Embedding Similarity

The Embedding Similarity component lets you compare two sets of numbers that represent items (like words, sentences, or images) in a high‑dimensional space. By choosing a similarity metric, it tells you how close or far apart the two items are, which is useful for tasks such as finding duplicate content, clustering similar items, or filtering results.

How it Works

The component receives two embedding vectors (lists of numbers) and a similarity metric.

  1. It checks that exactly two vectors are provided and that they have the same number of dimensions.
  2. Depending on the selected metric, it calculates a score:
    • Cosine Similarity – measures the angle between the vectors (values close to 1 mean very similar).
    • Euclidean Distance – measures straight‑line distance (smaller values mean more similar).
    • Manhattan Distance – sums absolute differences (again, smaller values mean more similar).
  3. The result is packaged into a Data object that includes the original embeddings and the computed score.
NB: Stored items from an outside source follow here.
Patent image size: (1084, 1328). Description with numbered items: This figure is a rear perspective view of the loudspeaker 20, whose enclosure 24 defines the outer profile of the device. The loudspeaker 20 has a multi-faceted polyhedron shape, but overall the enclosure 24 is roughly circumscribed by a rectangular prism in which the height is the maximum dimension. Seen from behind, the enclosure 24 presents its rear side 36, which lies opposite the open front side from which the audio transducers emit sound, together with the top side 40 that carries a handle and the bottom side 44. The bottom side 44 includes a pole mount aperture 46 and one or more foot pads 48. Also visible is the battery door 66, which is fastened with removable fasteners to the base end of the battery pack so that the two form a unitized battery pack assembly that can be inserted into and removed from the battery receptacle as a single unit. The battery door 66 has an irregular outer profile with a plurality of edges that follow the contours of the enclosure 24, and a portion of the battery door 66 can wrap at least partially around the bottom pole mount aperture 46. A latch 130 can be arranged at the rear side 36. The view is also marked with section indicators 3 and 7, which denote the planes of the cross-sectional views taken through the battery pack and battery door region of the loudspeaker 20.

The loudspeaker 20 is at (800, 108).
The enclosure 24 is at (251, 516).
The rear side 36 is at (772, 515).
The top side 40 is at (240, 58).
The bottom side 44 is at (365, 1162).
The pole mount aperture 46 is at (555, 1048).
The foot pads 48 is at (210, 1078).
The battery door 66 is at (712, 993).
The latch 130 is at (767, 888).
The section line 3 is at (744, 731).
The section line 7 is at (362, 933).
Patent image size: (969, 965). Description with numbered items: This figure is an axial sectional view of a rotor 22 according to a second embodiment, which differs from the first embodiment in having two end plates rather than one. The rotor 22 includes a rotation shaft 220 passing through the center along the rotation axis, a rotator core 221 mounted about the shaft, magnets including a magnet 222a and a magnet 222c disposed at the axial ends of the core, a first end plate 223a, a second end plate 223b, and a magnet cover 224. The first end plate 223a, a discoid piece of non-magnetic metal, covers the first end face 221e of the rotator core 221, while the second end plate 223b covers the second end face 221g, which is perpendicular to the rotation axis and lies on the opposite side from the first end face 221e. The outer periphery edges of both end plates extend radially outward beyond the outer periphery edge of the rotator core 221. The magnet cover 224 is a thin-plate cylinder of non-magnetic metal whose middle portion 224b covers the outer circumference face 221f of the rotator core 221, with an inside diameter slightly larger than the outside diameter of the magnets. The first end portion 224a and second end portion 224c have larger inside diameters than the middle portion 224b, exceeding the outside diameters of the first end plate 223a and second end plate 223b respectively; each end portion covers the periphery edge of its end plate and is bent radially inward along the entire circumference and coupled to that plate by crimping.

No external APIs are called; all calculations happen locally within the dashboard.

Inputs

  • Embedding Vectors: A list containing exactly two data objects with embedding vectors to compare.
  • Similarity Metric: Select the similarity metric to use. Options are Cosine Similarity, Euclidean Distance, and Manhattan Distance.

Outputs

  • Similarity Data: A Data object that contains:
    • embedding_1 – the first input vector
    • embedding_2 – the second input vector
    • similarity_score – the calculated score under a key that matches the chosen metric (e.g., cosine_similarity)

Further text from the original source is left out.